The function provides detailed results for each fold.

Examining Results for Non-Hierarchical Model:

# Summary statistics for each fold (non-hierarchical model)
cv_results$without_clusters$summary_by_fold

Examining Results for Hierarchical Model:

# Summary statistics for each fold (hierarchical model)
cv_results$with_clusters$summary_by_fold

Stable Combinations Across Folds

If certain symptom combinations appear in multiple folds, the function calculates their average performance.
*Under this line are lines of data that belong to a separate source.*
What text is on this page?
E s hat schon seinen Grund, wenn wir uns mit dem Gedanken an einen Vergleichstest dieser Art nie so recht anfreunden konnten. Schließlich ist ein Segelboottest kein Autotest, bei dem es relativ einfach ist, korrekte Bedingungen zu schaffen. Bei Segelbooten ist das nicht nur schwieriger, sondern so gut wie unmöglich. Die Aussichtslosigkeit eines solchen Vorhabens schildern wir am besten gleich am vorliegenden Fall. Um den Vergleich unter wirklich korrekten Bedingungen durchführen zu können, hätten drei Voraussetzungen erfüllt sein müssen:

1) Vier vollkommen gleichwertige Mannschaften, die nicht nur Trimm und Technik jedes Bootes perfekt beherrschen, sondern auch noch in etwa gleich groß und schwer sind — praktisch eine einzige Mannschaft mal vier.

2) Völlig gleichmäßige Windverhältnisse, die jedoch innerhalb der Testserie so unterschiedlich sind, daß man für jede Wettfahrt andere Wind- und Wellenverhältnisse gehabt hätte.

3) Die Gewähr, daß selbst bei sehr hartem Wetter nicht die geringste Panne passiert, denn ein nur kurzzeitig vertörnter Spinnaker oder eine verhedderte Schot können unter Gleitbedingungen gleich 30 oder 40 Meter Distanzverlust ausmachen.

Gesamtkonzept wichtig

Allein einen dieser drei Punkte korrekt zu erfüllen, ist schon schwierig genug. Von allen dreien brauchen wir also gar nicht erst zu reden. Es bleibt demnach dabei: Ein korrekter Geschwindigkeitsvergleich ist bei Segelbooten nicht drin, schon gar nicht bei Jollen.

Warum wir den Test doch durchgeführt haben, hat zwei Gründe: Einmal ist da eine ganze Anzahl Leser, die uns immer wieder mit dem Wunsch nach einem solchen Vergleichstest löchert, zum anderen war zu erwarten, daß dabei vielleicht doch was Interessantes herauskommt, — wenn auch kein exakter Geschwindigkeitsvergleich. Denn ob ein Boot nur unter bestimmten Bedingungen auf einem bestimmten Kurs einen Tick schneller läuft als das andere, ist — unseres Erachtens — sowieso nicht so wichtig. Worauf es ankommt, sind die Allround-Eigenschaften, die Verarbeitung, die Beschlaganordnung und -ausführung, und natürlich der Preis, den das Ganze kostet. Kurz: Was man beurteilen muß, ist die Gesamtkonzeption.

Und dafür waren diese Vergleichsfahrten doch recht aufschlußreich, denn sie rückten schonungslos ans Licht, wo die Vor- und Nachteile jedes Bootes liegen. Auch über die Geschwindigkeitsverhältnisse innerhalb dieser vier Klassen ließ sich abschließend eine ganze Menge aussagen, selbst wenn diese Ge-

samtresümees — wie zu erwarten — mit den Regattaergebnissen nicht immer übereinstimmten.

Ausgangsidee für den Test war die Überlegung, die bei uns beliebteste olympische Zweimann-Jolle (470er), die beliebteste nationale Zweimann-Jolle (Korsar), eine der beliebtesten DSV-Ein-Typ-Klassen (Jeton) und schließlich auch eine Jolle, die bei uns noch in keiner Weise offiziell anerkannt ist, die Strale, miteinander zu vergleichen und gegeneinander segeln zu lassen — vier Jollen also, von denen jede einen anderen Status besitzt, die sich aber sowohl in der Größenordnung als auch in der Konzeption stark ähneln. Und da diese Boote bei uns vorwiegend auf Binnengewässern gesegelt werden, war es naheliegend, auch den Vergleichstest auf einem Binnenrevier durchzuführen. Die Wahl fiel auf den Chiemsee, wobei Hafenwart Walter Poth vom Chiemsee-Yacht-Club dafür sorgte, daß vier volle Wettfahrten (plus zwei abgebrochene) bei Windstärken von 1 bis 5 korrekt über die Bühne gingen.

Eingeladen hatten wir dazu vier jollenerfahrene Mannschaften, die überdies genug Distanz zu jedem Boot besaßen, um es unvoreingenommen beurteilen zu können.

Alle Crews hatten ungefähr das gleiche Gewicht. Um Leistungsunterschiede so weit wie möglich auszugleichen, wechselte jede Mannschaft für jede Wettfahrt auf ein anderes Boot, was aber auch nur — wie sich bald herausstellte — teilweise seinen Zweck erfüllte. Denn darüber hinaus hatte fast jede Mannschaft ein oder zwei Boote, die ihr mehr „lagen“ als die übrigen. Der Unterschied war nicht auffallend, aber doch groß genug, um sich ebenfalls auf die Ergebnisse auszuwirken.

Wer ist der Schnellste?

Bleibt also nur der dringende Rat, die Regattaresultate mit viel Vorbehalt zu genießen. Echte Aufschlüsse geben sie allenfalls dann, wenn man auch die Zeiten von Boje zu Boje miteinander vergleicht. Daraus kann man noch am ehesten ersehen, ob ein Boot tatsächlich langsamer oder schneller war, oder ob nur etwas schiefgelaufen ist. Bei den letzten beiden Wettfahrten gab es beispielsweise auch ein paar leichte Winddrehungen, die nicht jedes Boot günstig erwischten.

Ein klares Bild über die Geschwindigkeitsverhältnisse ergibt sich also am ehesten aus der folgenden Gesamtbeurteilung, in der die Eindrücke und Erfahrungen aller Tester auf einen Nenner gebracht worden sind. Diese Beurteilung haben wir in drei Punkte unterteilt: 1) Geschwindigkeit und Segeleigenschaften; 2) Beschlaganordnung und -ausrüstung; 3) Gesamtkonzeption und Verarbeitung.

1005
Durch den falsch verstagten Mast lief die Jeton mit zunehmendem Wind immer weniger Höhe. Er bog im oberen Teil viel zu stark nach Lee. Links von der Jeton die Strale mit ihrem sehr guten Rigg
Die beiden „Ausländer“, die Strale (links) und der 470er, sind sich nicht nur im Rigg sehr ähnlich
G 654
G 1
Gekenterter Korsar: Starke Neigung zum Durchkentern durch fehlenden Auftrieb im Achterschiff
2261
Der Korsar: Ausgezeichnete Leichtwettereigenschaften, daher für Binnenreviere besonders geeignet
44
Examining Results for Non-Hierarchical Model:

# Check for combinations that appeared in multiple folds (non-hierarchical)
if (!is.null(cv_results$without_clusters$combinations_summary)) {
  print("Stable combinations in non-hierarchical model:")
  cv_results$without_clusters$combinations_summary
} else {
  print("No combinations appeared in multiple folds for the non-hierarchical model")
}

Examining Results for Hierarchical Model:

# Check for combinations that appeared in multiple folds (hierarchical)
if (!is.null(cv_results$with_clusters$combinations_summary)) {
  print("Stable combinations in hierarchical model:")
  cv_results$with_clusters$combinations_summary
} else {
  print("No combinations appeared in multiple folds for the hierarchical model")
}

Interpreting Cross-Validation Results

Cross-Validation helps identify:

Consistency: Whether the same symptom combinations are selected across different data subsets
Stability: How diagnostic accuracy varies across folds
Generalization: Average performance metrics provide robust estimates of real-world performance

Key metrics to examine:

Splits_Appeared: How many folds selected this combination (higher = more stable)
Sensitivity: Proportion of true PTSD cases correctly identified
Specificity: Proportion of non-PTSD cases correctly identified
PPV/NPV: Predictive values indicating diagnostic confidence

6.3. Comparing Validation Approaches

Both validation methods serve complementary purposes.

Holdout Validation:

Simpler and faster
Single train-test split
Good for initial assessment
May be less stable with small datasets

Cross-Validation:

More computationally intensive
Multiple train-test splits
Better estimate of generalization
Identifies stable symptom patterns

# Example: Compare sensitivity from both methods
# Note: Results will vary based on random splits

# Holdout Validation sensitivity (first combination, non-hierarchical)
holdout_summary <- validation_results$without_clusters$summary
if (nrow(holdout_summary) > 1) {
  holdout_sensitivity <- holdout_summary[2, "Sensitivity"]
  print(paste("Holdout sensitivity for first combination:",
              round(holdout_sensitivity, 3)))
}

# Cross-Validation average sensitivity (if stable combinations exist)
if (!is.null(cv_results$without_clusters$combinations_summary)) {
  cv_summary <- cv_results$without_clusters$combinations_summary
  if (nrow(cv_summary) > 0) {
    cv_sensitivity <- cv_summary[1, "Sensitivity"]
    print(paste("Cross-validation average sensitivity:",
                round(cv_sensitivity, 3)))
  }
}

6.4. Validation Best Practices

When validating PTSD diagnostic models:

Set a seed for reproducibility: seed = 123
Choose appropriate validation:
- Use holdout for quick assessment
- Use cross-validation for publication-quality results
Consider your optimization goal:
- score_by = "newly_nondiagnosed" to minimize missed diagnoses
- score_by = "false_cases" to minimize total misclassifications
Examine multiple metrics:
- Sensitivity is crucial for screening
- Specificity matters for differential diagnosis
- PPV/NPV inform clinical decision-making

7. Conclusion

With the PTSDdiag package, PCL-5 data can be processed and analyzed efficiently. It allows to identify reduced optimal symptom combinations for PTSD diagnosis and to compare different diagnostic approaches by generating detailed diagnostic accuracy metrics.